Labumi.id, Kebijakan Kementerian Pendidikan, Kebudayaan, Riset, dan Teknologi (Kemendikbud Ristek) Nomor 30 Tahun 2021 tentang Pencegahan dan Penanganan Kekerasan Seksual (PPKS) di Lingkungan Perguruan Tinggi mendapat dukungan dari berbagai pihak.
Mantan Kepala Pusat Studi Gender dan Anak (PSGA) IAIN Kediri Nuril Hidayati berpandangan bahwa implementasi peraturan terkait penanganan dan pencegahan kekerasan seksual di kampus sebagai jawaban kongkret ditengah maraknya kasus pelecehan seksual yang selama ini belum ada regulasi payung hukumnya yang berpihak kepada korban.
Dia mengatakan isu kekerasan seksual harus menjadi perhatian bersama semua pihak. Pasalnya dalam beberapa tahun belakangan kasus kekerasan seksual, khususnya di lingkungan perguruan tinggi, makin mengkhawatirkan.
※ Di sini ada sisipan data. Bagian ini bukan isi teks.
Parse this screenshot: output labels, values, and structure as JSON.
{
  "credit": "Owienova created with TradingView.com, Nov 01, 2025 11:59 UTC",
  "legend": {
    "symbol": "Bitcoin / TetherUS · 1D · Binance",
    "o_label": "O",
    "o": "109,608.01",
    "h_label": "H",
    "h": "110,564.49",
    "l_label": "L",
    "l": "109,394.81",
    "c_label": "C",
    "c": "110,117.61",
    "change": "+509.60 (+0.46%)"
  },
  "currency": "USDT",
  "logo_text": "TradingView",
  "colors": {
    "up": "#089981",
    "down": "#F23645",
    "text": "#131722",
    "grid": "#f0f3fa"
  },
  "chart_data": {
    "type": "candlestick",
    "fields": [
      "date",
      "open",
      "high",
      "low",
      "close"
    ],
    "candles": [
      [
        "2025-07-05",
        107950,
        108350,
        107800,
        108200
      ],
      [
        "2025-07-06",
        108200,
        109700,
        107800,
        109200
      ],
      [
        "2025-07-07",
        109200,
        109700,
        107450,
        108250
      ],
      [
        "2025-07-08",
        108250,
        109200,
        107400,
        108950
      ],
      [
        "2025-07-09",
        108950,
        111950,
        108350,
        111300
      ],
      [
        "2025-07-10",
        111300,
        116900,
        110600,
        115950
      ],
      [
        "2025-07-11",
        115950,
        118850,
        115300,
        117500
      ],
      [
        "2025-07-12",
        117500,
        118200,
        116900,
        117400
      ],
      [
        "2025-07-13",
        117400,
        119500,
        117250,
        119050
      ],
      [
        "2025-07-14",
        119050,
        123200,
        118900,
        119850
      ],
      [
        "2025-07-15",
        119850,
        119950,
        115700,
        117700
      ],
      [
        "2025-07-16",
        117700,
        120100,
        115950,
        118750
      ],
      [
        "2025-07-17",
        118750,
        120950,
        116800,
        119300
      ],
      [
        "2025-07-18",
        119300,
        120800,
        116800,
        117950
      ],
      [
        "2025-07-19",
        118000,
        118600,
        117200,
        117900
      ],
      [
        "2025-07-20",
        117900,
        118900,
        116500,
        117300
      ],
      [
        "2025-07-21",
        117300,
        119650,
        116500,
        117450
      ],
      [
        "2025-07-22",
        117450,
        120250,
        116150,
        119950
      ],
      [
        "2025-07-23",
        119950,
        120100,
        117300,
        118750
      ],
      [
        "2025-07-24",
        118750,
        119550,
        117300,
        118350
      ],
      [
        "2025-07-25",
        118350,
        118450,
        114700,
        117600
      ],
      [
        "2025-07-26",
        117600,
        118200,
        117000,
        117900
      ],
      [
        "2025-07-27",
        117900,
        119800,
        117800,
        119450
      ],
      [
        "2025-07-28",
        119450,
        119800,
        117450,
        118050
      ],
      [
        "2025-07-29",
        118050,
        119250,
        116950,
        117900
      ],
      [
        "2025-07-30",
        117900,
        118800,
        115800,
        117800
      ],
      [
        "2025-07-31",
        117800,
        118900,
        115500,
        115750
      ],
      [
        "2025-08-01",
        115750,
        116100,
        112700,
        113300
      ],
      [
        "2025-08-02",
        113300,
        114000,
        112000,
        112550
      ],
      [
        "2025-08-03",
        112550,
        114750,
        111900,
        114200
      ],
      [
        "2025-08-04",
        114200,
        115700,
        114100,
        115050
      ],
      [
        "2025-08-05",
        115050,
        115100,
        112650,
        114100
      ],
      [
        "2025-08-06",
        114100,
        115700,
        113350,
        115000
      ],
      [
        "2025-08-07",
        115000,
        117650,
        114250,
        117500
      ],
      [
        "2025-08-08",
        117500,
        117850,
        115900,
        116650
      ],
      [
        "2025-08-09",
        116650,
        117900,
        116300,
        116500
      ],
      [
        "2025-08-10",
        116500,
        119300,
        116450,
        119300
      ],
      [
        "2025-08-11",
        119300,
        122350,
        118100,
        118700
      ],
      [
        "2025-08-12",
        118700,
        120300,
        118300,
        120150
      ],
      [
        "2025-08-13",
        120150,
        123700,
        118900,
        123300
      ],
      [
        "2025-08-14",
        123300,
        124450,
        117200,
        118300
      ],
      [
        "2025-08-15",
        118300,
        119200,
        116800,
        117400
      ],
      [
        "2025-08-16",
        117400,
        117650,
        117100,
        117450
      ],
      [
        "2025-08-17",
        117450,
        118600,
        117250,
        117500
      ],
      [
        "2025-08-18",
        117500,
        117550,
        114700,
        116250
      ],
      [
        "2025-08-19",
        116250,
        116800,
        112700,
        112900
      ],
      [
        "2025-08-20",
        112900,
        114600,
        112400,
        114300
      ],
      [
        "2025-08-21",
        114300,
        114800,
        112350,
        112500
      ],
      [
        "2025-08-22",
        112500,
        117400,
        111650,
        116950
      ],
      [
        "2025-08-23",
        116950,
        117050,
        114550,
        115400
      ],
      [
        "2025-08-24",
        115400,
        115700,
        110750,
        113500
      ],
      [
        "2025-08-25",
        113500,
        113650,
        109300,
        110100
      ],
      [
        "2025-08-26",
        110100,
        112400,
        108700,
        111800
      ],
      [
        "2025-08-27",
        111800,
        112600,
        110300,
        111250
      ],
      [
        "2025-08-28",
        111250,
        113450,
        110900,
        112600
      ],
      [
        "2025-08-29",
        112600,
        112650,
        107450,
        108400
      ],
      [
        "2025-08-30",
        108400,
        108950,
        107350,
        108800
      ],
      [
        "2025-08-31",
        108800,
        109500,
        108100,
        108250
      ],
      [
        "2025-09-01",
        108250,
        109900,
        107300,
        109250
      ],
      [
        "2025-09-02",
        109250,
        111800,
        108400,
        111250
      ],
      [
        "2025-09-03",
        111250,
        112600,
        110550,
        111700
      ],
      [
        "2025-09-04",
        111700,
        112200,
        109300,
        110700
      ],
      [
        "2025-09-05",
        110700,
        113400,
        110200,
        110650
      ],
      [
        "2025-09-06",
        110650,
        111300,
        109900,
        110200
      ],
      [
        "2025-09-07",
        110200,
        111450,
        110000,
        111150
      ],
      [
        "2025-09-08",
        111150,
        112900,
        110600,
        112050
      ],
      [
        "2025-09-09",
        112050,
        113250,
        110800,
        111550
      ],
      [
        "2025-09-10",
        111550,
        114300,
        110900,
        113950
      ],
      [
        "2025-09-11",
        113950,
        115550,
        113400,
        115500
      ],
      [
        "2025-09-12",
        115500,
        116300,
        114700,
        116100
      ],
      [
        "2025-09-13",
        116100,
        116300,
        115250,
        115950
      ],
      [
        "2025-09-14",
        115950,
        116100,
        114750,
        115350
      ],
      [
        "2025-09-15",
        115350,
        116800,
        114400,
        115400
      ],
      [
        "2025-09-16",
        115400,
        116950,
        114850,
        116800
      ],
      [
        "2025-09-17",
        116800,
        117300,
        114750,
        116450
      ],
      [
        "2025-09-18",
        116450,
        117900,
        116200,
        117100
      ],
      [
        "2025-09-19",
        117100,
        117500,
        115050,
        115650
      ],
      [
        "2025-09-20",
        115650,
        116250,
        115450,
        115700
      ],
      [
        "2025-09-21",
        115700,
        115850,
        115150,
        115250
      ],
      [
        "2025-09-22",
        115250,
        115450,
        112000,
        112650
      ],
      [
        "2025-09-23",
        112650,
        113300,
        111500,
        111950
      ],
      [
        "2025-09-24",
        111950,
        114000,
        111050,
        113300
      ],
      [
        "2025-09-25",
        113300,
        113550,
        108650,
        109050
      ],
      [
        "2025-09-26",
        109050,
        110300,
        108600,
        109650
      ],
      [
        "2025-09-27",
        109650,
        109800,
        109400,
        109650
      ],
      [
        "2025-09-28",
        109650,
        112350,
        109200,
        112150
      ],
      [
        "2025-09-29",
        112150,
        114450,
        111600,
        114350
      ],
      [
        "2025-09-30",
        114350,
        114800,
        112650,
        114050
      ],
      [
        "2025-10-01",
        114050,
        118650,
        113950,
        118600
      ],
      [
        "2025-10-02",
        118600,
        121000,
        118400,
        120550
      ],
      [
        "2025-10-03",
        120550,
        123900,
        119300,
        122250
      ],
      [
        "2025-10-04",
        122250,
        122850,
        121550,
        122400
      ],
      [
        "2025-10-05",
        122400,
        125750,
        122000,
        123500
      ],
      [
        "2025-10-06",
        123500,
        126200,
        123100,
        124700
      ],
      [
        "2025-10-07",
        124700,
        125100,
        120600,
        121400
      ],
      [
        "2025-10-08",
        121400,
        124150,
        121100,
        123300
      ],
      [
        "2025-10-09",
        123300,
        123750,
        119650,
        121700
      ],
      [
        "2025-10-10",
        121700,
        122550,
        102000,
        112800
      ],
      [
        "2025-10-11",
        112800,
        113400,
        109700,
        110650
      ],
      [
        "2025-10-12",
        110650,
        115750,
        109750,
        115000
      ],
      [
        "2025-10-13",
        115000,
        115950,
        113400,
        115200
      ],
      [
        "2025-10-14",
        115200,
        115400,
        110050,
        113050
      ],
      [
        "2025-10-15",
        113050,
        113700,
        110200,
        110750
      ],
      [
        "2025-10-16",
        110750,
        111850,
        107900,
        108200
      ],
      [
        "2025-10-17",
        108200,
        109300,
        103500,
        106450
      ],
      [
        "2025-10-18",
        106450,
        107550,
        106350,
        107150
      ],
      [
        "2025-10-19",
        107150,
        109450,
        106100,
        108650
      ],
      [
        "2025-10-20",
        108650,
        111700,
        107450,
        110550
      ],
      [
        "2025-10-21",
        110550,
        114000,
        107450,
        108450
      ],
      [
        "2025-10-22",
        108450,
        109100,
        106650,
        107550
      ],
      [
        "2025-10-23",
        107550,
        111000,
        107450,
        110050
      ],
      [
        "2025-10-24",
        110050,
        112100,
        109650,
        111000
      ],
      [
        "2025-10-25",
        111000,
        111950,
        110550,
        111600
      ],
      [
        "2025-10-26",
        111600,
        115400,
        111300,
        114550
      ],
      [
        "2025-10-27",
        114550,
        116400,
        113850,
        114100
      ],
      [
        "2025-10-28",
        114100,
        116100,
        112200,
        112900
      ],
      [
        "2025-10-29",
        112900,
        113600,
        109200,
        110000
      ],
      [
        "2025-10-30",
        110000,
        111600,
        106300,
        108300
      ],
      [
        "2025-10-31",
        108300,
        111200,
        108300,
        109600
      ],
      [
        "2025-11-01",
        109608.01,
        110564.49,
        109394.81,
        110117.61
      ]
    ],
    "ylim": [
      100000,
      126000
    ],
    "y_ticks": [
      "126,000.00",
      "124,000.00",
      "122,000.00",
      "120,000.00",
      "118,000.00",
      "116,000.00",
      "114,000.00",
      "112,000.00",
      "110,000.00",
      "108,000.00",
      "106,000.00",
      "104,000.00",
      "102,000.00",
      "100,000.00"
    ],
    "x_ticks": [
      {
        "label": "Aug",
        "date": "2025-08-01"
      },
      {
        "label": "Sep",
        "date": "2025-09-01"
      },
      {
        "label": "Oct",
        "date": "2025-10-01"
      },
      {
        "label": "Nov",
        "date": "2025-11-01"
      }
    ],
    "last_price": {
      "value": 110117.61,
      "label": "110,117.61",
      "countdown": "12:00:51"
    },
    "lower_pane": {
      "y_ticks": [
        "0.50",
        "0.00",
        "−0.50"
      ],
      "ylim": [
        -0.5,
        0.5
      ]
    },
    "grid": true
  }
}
Meskipun, dia sendiri menyadari selama ini banyak penyintas seksual tidak berani bicara atas pelecehan yang dialami karena stigma sosial, selain tidak adanya jaminan perlindungan dari pihak kampus.
“Selama ini korban tidak berani bicara karena stigma yang buruk bagi korban. Maka perspektif penanganan harus berpihak kepada korban,”kata Nuril Hidayati, Jum’at, 12 November 2021
Kandidat Doktor Filsafat di UINSA Surabaya ini menyatakan kampus harus menyediakan unit layanan terpadu, konsultasi psikologis, agama dan bahkan jika memungkinkan membantu hingga ke pihak medis dan bantuan hukum.
“Sedianya kita juga terus menyebarkan pengetahuan tentang kesetaraan gender dan jenis-jenis pelecehan. Termasuk membantu jika ada korban untuk mendapatkan penanganan pertama yang tepat,”ucapnya.
PSGA IAIN Kediri, kata Nuril telah membentuk vocal point dari berbagai Prgraam studi (Prodi) yang tugasnya mengkampanyekan penanggulangan dan pencegahan kekerasan seksual di kampus.Vocal point yang dimaksud adalah bagi mereka yang menjadi perpanjangan tangan pihak berwenang.
“Dalam hal ini PSGA untuk mengampanyekan Permendikbudristek, SK dirjen Pendis dan SK rektor IAIN Kediri, semuanya tentang penanggulangan dan pencegahan kekerasan seksual di kampus,”tuturnya.
Nuril menyesalkan pandangan yang beredar di publik yang mengaitkan aturan Nomor 30 Tahun 2021 dengan pelegalan zina. “Aturan itu dalam menyikapi kondisi darurat dimana korban sering semakin dilemahkan, kok malah lari ke soal “zina,”ungkap Nuril.
Untuk itu Nuril menyarankan mereka yang tidak setuju terhadap aturan ini, sebaiknya belajar ilmu logika sehingga memahami konteks terkait penyusunan draft.
“Ini menunjukkan bahwa mereka tidak memiliki kepedulian, dan tidak pernah berurusan dengan kekerasan seksual di kampus yang memang dilatari oleh ketimpangan relasi sosial,”tukasnya.